The reason that we had to wait for a cable station, like HBO, to dive into the marshy swamp of the season-long novelistic story-arc, is censorship. Being a cable station meant that HBO could break free from the shackles of the FCC. Before HBO, broadcast TV had ossified into a set of conventions that had to tread timidly around social mores. HBO had a unique problem of providing a product that could bring people back (entertain them) and make them feel like they were getting something of greater value. They hit on the idea of the season-long story arc to bring viewers back, and injected sufficient violence and sex to differentiate it from broadcast television. When you add these eternal elements of the human condition, you naturally get a epic novel, in form at least.

But there is one last feature that is unique in the HBO series form, and I didn't realized until Tim Goodman pointed it out. I had started watching the HBO series, "Carneval", in which the forces of good and evil played out in t the amoral world of a travelling cricus in the Dustbowl era of Americana. An enticing premise indeed. Yet I was bored shitless after a few episodes. Why? Tim Goodman pointed out that "Carneval" failed in a very basic TV sense – nothing much happens in many of the episodes. Sure, there lot's of special effects, spooky music and dream sequences. In each episode, little plot details dribbled out. But some of these episodes don't have a discernible story line. Within the greater arc of the season-long story, each episode has to stand on its own. The double structure of the short story within the long story, is an essential structure of both the novel and the HBO TV series. That is the crack element, the addiction.

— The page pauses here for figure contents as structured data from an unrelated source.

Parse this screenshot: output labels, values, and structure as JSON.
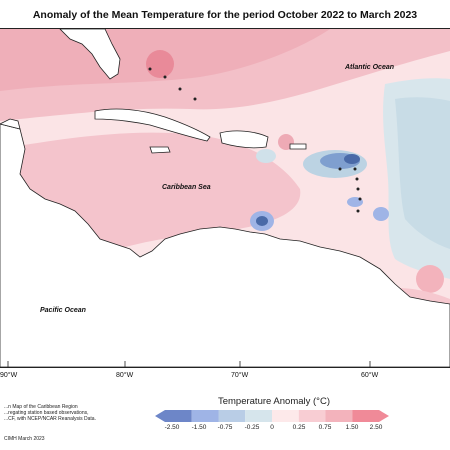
{
  "title": "Anomaly of the Mean Temperature for the period October 2022 to March 2023",
  "labels": {
    "atlantic": "Atlantic Ocean",
    "caribbean": "Caribbean Sea",
    "pacific": "Pacific Ocean"
  },
  "lon_ticks": [
    "90°W",
    "80°W",
    "70°W",
    "60°W"
  ],
  "notes": [
    "...n Map of the Caribbean Region",
    "...regating station based observations,",
    "...CF, with NCEP/NCAR Reanalysis Data.",
    "CIMH March 2023"
  ],
  "legend": {
    "title": "Temperature Anomaly (°C)",
    "ticks": [
      "-2.50",
      "-1.50",
      "-0.75",
      "-0.25",
      "0",
      "0.25",
      "0.75",
      "1.50",
      "2.50"
    ],
    "colors": [
      "#6d86c8",
      "#9fb4e6",
      "#b9cde6",
      "#d6e5ec",
      "#fde9ea",
      "#f8cdd3",
      "#f3b3bc",
      "#f08a98"
    ]
  },
  "colors": {
    "land": "#ffffff",
    "slight_warm": "#fbe4e6",
    "warm": "#f6c8cf",
    "warmer": "#eeaab5",
    "hot": "#e98a99",
    "slight_cool": "#d8e6ec",
    "cool": "#bcd3e3",
    "colder": "#7f9fcf",
    "coldest": "#4a6aa8"
  }
}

In television, one can say that there was the pre-"Sopranos" and post-"Sopranaos" world. One could argue that the "Wire" is better, but the "Sopranos" started the ball running. Here was a family saga, with fully-fleshed characters, sex and violence, seasnon-long story arc, and disciplined writing in the form of self-contained episodes. It is an addictive product and I reckon Charles Dickens would approve.